Synthesis of heterocycle-annelated naphthyridones with a bridgehead nitrogen atom
A variety of hetarylacetonitriles featuring a ring nitrogen atom in the ortho position to the CH2CN side chain (2-pyridylacetonitrile (1a), 2-quinolinylacetonitrile (1b) , 2-benzimidazolylacetonitrile (1c) , (1-methyl-2-benzimidazolyl)acetonitrile (1d) , and 2-benzothiazolylacetonitrile (1e) ) were treated with ethyl 2,6-dimethyl-4-chloronicotinoate (4)  in dimethylformamide solution in the presence of a base. After 1.5 - 3 h of refluxing, followed by aqueous work-up, the target naphthyridones 6-10 were isolated as almost insoluble solids in good to high yields. In most cases, employment of potassium tert-butoxide gave the best results, but also weaker bases like potassium carbonate, caesium carbonate, and 1,8-diazabicyclo[5.4.0]undec-7-ene (DBU) were found to be suitable to effect this reaction.

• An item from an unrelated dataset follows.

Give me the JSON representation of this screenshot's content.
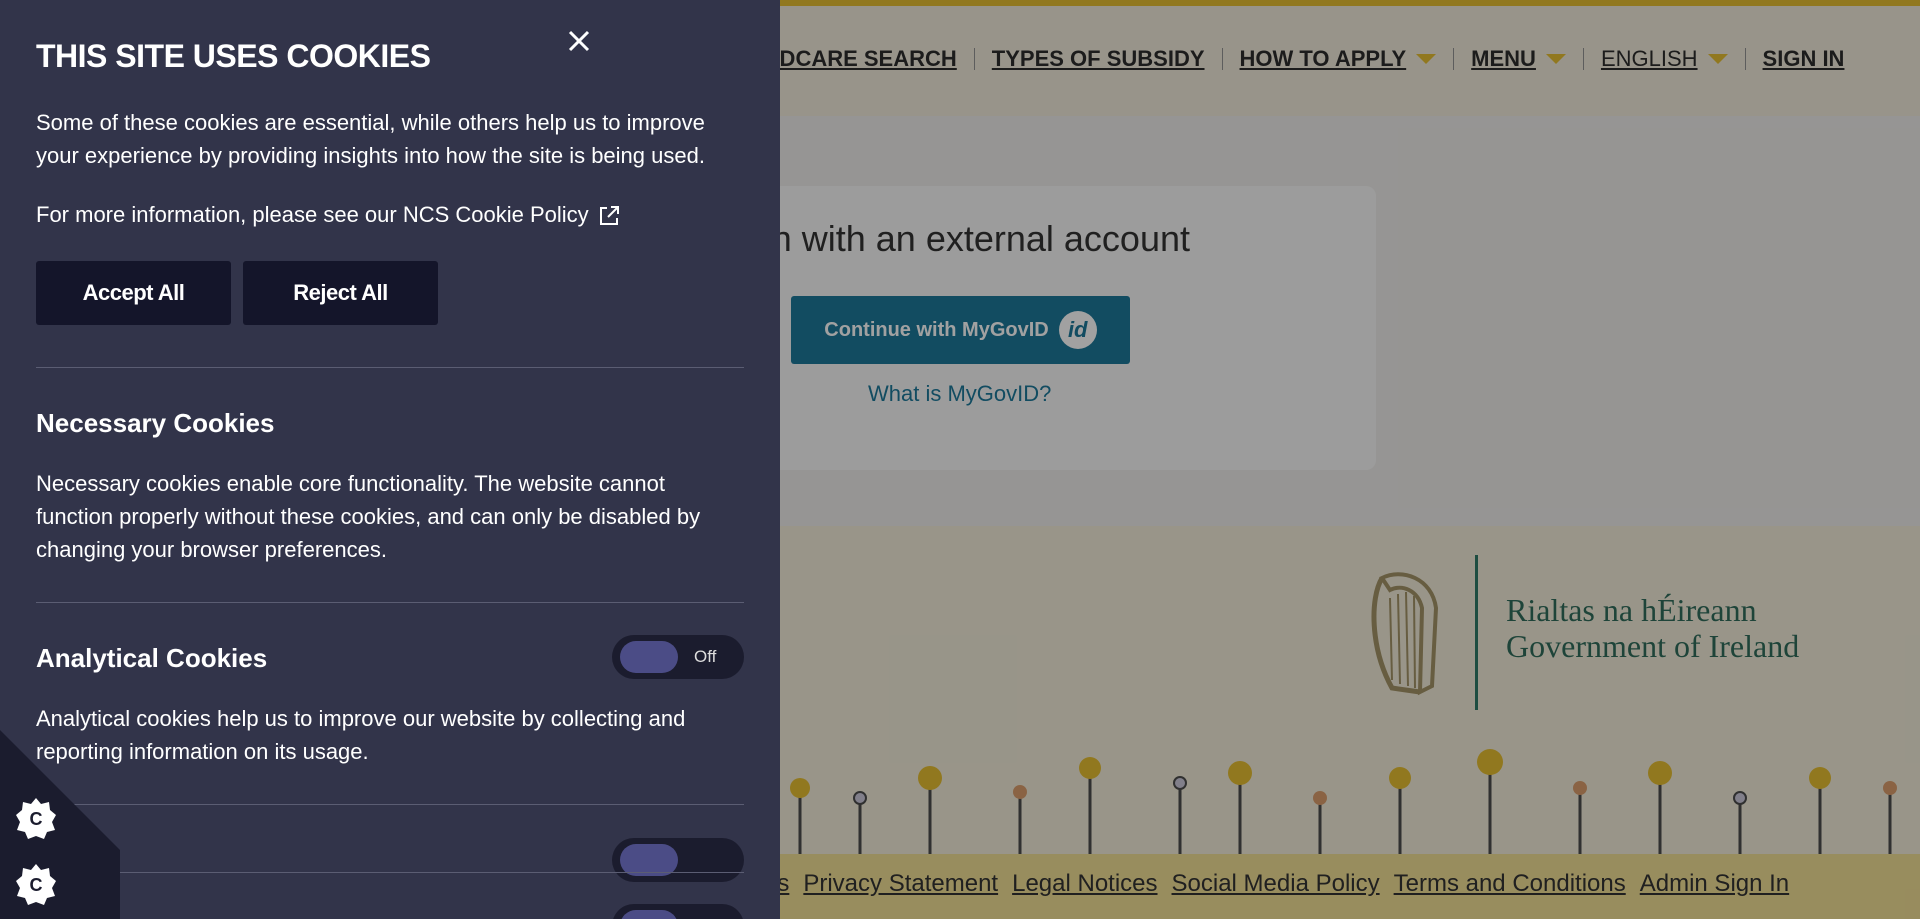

The formation of the naphthyridine ring can be rationalized by nucleophilic attack of the carbanion which is generated from the hetarylacetonitrile methylene group at the pyridine carbon atom bearing the chloro substituent and - after loss of chloride - spontaneous cyclization as a result of intramolecular N-acylation of the heterocycle by the ester function as shown below.
In a similar fashion, ethyl 4-chloronicotinoate (5)  was transformed into the [b]-annelated [2,7]-naphthyridones 11 and 12 in yields of 78 and 86%, respectively.